Date Published

November 22, 2012

Updated For

ALS PCS Version ALS PCS Version 5.2

Question:

Question: My question had to do with attending to a call where a patient is VSA and then throughout our medical directive the patient receives a ROSC and then a re-arrest. I know that in the old medical directive we would at this time do one further analysis and then transport the patient but in our current medical directives this is not mentioned. I would like to know if I should be attempting any analysis on a patient who re-arrests after receiving an initial ROSC with our current medical directive.

Answer:

 Great question! A similar question was posted on this site on Feb 15th. How paramedics should treat a "re-arrest" with a patient who has achieved ROSC on scene and now during the transport phase (or still on scene) has re-arrested is not explicitly defined by the current set of directives. This has been addressed with the other BH in Ontario and is on the list of suggested edits.

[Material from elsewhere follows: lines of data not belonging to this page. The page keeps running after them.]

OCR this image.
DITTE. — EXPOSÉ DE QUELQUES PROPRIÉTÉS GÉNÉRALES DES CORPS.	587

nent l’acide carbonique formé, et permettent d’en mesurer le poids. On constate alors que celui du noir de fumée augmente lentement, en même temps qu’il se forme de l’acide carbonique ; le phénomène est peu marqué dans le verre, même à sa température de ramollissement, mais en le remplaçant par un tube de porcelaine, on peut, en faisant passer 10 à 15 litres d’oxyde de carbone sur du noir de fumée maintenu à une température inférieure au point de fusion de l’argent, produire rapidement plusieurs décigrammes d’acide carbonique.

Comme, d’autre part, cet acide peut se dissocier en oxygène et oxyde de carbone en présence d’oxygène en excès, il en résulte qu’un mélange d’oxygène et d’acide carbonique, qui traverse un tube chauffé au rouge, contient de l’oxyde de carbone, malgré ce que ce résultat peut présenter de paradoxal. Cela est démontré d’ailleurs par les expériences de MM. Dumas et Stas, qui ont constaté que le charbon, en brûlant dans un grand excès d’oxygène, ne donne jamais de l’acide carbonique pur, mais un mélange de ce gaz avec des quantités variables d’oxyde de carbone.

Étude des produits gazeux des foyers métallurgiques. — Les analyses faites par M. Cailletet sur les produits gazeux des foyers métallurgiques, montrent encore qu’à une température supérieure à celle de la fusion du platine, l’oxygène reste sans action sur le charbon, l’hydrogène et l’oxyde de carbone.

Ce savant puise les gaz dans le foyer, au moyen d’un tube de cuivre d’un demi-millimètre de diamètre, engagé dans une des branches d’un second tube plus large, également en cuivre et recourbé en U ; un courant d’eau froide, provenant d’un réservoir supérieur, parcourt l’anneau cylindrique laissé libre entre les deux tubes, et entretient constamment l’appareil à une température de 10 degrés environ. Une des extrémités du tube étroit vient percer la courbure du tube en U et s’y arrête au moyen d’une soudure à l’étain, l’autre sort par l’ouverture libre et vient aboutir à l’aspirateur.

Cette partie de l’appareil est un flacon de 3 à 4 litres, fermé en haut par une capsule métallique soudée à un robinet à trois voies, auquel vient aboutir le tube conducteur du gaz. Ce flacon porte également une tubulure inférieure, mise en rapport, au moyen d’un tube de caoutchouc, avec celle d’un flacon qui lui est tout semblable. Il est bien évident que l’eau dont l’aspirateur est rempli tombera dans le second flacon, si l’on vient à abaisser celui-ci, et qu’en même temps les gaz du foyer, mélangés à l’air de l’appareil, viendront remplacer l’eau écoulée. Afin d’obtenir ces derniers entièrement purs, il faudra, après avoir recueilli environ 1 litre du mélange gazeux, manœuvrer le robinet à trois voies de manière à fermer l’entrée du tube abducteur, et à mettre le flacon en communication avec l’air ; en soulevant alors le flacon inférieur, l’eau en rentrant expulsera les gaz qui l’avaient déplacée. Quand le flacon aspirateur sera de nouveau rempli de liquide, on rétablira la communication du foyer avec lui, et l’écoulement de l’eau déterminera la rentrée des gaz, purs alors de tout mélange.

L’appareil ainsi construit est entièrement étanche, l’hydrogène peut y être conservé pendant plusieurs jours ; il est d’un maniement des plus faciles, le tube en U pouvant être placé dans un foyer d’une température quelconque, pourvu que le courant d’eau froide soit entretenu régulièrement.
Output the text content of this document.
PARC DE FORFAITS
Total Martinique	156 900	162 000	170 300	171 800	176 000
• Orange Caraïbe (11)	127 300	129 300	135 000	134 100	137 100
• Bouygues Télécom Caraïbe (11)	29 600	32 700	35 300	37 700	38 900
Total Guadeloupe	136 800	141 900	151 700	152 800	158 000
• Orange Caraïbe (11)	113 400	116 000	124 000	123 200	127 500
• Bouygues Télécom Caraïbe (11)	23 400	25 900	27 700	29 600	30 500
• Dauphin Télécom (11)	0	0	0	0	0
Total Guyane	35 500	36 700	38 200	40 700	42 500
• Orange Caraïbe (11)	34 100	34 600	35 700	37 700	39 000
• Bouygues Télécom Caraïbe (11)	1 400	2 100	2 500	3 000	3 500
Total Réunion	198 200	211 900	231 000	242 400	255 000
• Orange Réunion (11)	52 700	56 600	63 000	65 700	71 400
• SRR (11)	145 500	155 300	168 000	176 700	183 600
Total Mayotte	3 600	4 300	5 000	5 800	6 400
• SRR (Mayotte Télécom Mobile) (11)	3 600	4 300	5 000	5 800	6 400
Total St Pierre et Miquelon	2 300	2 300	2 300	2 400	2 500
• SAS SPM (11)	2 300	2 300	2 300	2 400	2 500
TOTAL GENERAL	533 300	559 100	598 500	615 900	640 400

Until such time as a new uniform approach is adopted by the Ontario Base Hospital Medical Advisory Committee (OBHG-MAC, not just the SWORBHP), the SWORBHP Medical Council has decided that paramedics should return to the previous practice which has been: Follow appropriate scene protocol for specific cardiac arrest situation. ROSC? Transport. Re-arrest? Pull over and perform one analysis then transport with no further stops regardless of shock or no shock.

This avoids the endless possible permutations of shocking repeatedly a patient en route to the hospital and also the multiple pull overs that were an issue in the past.